Water poured out around him, sluicing through the legs of the unman. Ixidor blinked, seeing twin floods gush across the ground. The unman hadn't closed. He yet stood there, a portal between the deep sanctum and the theater. Why hadn't he closed? And where were the other unmen?
Ixidor hadn't seen them since he fell asleep. They should have been incapable of leaving him, for he had never granted them free will.
Two of his unmen had abandoned him. The third remained open, waiting for its companions to jump through. The open gate would allow any creature to pass Ixidor lurched backward Through the unman burst the head of the wurm. Its mouth gaped, teeth spread, and jaws snapped.
Ixidor could not get out of the way.
The thing's mouth closed around him, and its cold gullet swallowed. All was darkness and agony.
The wurm withdrew its head through the unman.
Deprived of its master, the unman only stood and trembled, water pouring through shuddering legs.
He was gone.
Above the ravenous wurms and the sucking pits, Akroma somehow sensed it. The creator was gone. "Ixidor."

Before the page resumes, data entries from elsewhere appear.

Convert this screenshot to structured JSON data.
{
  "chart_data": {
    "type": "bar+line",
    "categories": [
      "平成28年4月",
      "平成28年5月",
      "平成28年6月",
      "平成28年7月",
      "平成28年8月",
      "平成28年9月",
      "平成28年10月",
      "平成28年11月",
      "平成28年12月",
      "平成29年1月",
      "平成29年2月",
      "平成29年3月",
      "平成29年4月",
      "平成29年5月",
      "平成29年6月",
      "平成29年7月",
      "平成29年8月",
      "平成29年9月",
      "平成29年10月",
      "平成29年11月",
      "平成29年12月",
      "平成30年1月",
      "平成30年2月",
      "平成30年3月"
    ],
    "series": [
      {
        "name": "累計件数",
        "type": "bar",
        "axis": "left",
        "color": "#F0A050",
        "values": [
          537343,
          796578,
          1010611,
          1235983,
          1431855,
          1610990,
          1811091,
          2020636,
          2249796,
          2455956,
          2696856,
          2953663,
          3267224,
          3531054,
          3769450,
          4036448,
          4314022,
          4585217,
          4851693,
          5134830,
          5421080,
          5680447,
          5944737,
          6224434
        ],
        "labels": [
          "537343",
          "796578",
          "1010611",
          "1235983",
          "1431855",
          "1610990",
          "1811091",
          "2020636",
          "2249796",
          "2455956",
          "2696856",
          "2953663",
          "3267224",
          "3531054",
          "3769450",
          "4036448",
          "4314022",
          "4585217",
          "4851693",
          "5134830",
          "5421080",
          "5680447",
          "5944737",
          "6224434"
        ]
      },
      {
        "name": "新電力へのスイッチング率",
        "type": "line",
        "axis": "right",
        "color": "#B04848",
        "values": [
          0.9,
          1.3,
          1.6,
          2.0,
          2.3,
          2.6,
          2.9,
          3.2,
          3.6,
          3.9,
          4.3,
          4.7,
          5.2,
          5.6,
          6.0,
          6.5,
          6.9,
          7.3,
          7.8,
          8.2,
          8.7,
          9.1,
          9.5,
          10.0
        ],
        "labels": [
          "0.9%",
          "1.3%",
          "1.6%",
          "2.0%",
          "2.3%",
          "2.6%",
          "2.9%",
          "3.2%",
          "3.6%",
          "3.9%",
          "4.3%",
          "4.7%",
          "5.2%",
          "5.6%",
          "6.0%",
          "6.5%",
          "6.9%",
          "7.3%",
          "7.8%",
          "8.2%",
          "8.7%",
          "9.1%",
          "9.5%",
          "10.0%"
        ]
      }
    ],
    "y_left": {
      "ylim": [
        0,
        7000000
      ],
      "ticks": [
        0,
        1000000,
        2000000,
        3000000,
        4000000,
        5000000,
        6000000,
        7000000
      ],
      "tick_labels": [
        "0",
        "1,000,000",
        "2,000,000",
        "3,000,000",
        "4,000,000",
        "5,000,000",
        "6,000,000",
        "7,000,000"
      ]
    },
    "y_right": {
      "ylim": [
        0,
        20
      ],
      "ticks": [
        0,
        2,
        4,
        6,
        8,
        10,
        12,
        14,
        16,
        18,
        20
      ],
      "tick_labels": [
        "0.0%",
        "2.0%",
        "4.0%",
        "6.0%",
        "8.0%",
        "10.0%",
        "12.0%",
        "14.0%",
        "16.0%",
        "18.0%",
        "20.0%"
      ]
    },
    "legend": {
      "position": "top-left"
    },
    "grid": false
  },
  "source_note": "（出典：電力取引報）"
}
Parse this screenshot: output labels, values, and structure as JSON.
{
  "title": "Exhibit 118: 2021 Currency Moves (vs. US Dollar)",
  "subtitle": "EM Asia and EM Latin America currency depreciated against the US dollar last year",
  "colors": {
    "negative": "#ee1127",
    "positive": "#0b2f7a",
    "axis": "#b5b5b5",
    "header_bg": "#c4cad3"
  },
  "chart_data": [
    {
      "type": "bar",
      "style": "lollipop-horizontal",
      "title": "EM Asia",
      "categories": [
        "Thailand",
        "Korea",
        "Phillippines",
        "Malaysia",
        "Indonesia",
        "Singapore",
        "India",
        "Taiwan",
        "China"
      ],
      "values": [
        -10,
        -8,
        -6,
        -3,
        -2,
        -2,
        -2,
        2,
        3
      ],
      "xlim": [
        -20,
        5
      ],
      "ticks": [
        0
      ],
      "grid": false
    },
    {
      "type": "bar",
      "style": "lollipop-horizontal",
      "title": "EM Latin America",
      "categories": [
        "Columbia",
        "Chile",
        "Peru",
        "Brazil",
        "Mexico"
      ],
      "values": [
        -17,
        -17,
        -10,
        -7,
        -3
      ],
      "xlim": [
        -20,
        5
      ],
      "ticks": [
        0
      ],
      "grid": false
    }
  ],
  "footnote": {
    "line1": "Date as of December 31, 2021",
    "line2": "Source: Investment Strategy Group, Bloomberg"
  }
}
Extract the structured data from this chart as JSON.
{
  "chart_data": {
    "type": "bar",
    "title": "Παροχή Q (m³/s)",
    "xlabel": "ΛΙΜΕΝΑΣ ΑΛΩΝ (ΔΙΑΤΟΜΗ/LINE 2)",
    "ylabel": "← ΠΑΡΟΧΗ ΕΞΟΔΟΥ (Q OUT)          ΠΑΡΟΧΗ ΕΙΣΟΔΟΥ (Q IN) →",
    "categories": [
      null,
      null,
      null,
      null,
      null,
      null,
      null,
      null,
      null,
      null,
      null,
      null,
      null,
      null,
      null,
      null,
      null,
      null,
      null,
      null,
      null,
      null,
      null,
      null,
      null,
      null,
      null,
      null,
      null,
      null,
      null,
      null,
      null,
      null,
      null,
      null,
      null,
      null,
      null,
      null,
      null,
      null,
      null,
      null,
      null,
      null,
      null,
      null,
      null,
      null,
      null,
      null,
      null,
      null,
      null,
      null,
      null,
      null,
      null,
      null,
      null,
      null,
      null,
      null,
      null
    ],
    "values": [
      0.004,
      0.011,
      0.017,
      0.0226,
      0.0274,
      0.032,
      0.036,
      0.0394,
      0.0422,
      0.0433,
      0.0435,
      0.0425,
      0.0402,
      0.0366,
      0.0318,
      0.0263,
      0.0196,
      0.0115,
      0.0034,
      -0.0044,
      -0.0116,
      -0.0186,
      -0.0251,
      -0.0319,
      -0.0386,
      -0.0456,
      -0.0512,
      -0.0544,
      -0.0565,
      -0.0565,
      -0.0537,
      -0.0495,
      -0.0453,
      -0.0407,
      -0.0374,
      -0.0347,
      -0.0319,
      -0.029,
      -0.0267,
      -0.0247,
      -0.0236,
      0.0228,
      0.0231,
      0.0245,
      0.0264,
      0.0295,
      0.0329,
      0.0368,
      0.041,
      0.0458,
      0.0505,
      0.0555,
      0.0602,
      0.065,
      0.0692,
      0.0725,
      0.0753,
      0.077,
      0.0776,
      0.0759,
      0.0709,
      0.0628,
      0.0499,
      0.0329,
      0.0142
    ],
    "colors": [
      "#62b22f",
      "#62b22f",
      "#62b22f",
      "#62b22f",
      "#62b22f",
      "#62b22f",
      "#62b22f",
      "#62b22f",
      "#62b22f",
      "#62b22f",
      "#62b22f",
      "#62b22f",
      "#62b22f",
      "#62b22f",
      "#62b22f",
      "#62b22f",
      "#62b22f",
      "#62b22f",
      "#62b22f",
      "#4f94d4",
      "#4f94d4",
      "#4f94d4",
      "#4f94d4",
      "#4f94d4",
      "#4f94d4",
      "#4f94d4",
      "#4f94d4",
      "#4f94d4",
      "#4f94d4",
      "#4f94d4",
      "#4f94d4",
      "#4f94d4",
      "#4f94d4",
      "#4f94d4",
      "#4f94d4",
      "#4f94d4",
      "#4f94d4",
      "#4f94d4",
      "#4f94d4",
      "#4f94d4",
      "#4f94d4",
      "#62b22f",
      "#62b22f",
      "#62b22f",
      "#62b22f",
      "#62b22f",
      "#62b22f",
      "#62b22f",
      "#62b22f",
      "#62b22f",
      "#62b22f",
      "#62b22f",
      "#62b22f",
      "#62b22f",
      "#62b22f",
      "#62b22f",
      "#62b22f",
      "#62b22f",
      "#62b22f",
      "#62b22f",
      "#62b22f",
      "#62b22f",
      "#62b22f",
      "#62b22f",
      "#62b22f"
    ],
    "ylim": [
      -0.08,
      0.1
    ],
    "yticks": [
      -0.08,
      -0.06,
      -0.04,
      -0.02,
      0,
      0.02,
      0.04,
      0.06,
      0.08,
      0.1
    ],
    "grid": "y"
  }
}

She could do no more. Battered and weary, Akroma had killed fifty deathwurms. More than a thousand remained. She had fought because she knew Ixidor wished it. Now he was gone.
Akroma labored into the uncaring sky.
Beneath her feline feet, wurms bounded across the nightmare lands and entered the sandy desert. They continued on, gobbling up folk as they went. They could not bite through the world anymore, but they would scour it of all life.
Akroma hung in the sky and watched the end of Otaria.